"Endtyme" is not "Forest Of Equilibrium", it is not "In Memoriam", it is not "The Carnival Bizarre", and it is certainly not "Seventh Coming". You might say: "obviously!". And I continue.
"Endtyme" cannot be compared to any of the previous Cathedral albums, much less to the subsequent one, where the band led by the charismatic Lee Dorrian descended into the most monotonous semi-stoner flatness, in absolute anonymity of ideas.
"Endtyme", in fact, is nothing more than a journey into the past, a rediscovery of the band's tremendously doom roots, which had grown and matured quite a bit since 1991. It has a vaguely melancholic vein, but above all, there is that dark and oppressive atmosphere that best suits their compositions, that pitch blackness generated by the slowness of the distortions, and Dorrian's hoarse voice. Yes, okay, the purely "happy-doom" vein, stylistically invented by the group, remains unchanged, and often it seems like you're listening to riffs taken from some heavy metal band here and there, but what matters, what truly counts, is that at the core of this solid work is nothing but doom, doom, and more doom.

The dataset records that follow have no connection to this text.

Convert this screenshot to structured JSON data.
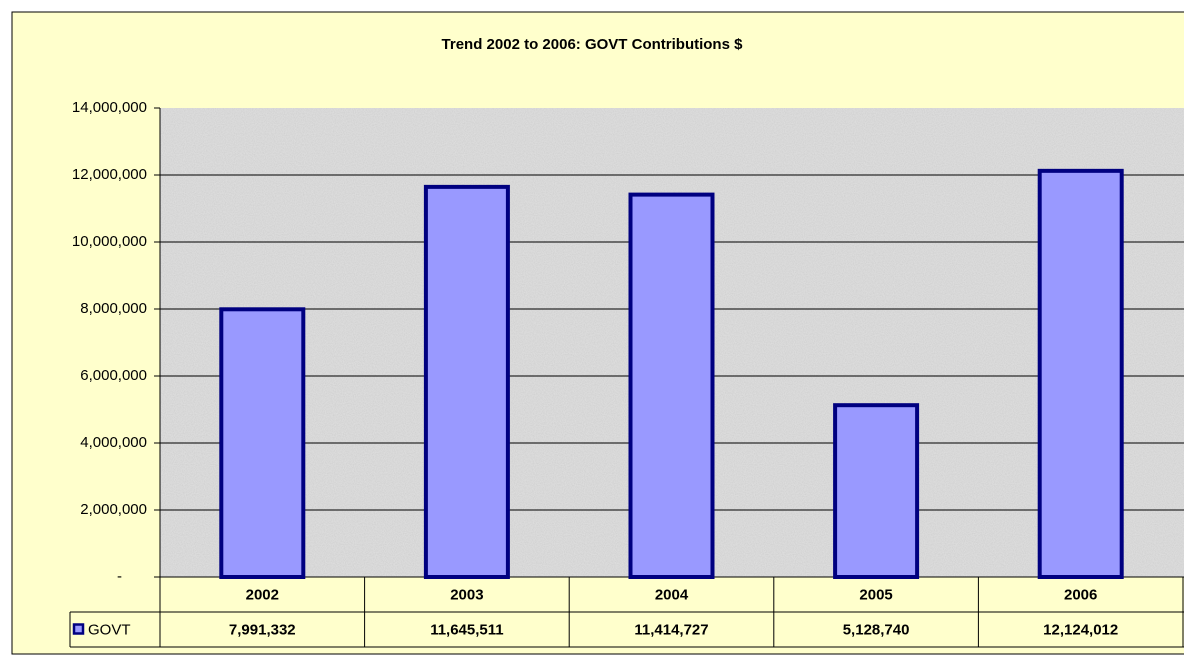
{
  "chart_data": {
    "type": "bar",
    "title": "Trend 2002 to 2006: GOVT Contributions $",
    "categories": [
      "2002",
      "2003",
      "2004",
      "2005",
      "2006"
    ],
    "series": [
      {
        "name": "GOVT",
        "color": "#9999ff",
        "values": [
          7991332,
          11645511,
          11414727,
          5128740,
          12124012
        ],
        "value_labels": [
          "7,991,332",
          "11,645,511",
          "11,414,727",
          "5,128,740",
          "12,124,012"
        ]
      }
    ],
    "ylim": [
      0,
      14000000
    ],
    "yticks": [
      {
        "value": 0,
        "label": "-"
      },
      {
        "value": 2000000,
        "label": "2,000,000"
      },
      {
        "value": 4000000,
        "label": "4,000,000"
      },
      {
        "value": 6000000,
        "label": "6,000,000"
      },
      {
        "value": 8000000,
        "label": "8,000,000"
      },
      {
        "value": 10000000,
        "label": "10,000,000"
      },
      {
        "value": 12000000,
        "label": "12,000,000"
      },
      {
        "value": 14000000,
        "label": "14,000,000"
      }
    ],
    "grid": true
  }
}
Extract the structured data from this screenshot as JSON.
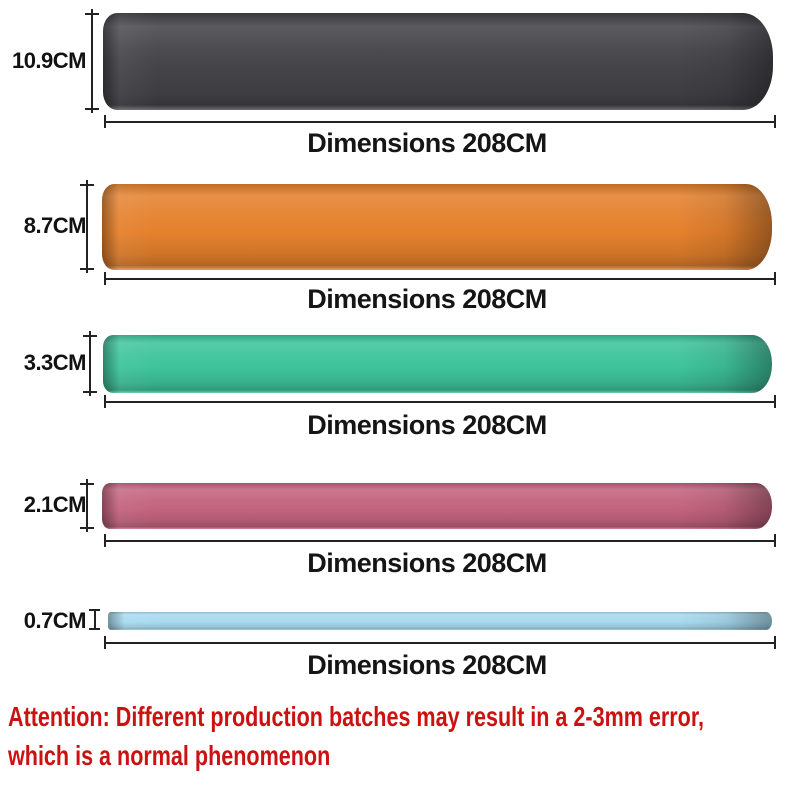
{
  "bands": [
    {
      "width_label": "10.9CM",
      "length_label": "Dimensions 208CM",
      "color": "#454449"
    },
    {
      "width_label": "8.7CM",
      "length_label": "Dimensions 208CM",
      "color": "#E5812D"
    },
    {
      "width_label": "3.3CM",
      "length_label": "Dimensions 208CM",
      "color": "#3EC49B"
    },
    {
      "width_label": "2.1CM",
      "length_label": "Dimensions 208CM",
      "color": "#C4647F"
    },
    {
      "width_label": "0.7CM",
      "length_label": "Dimensions 208CM",
      "color": "#A8DBF0"
    }
  ],
  "attention": {
    "line1": "Attention: Different production batches may result in a 2-3mm error,",
    "line2": "which is a normal phenomenon",
    "color": "#CB1212"
  },
  "measure_line_color": "#222222"
}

The Cathedral reclaim their identity, they delve into the golden pouch for those unforgettable sounds that had made their early works unique, expanding them endlessly with a production as raw as it is clear, throwing in their best melodies and grinding out riff after riff, slow and terribly heavy (listen to "Cathedral Flames", or the following "Melancholy Emperor" to believe it...).
These are the Cathedral of "Endtyme", a band that has resumed its path and apparently intends to maintain its role in the global doom metal scene. Well done.
Songs made of mud and tar, sometimes unbearable in their lugubrious distortions, intense but lacking in liberating moments.
An honest work, primordial yet less avant-garde compared to other works by the group.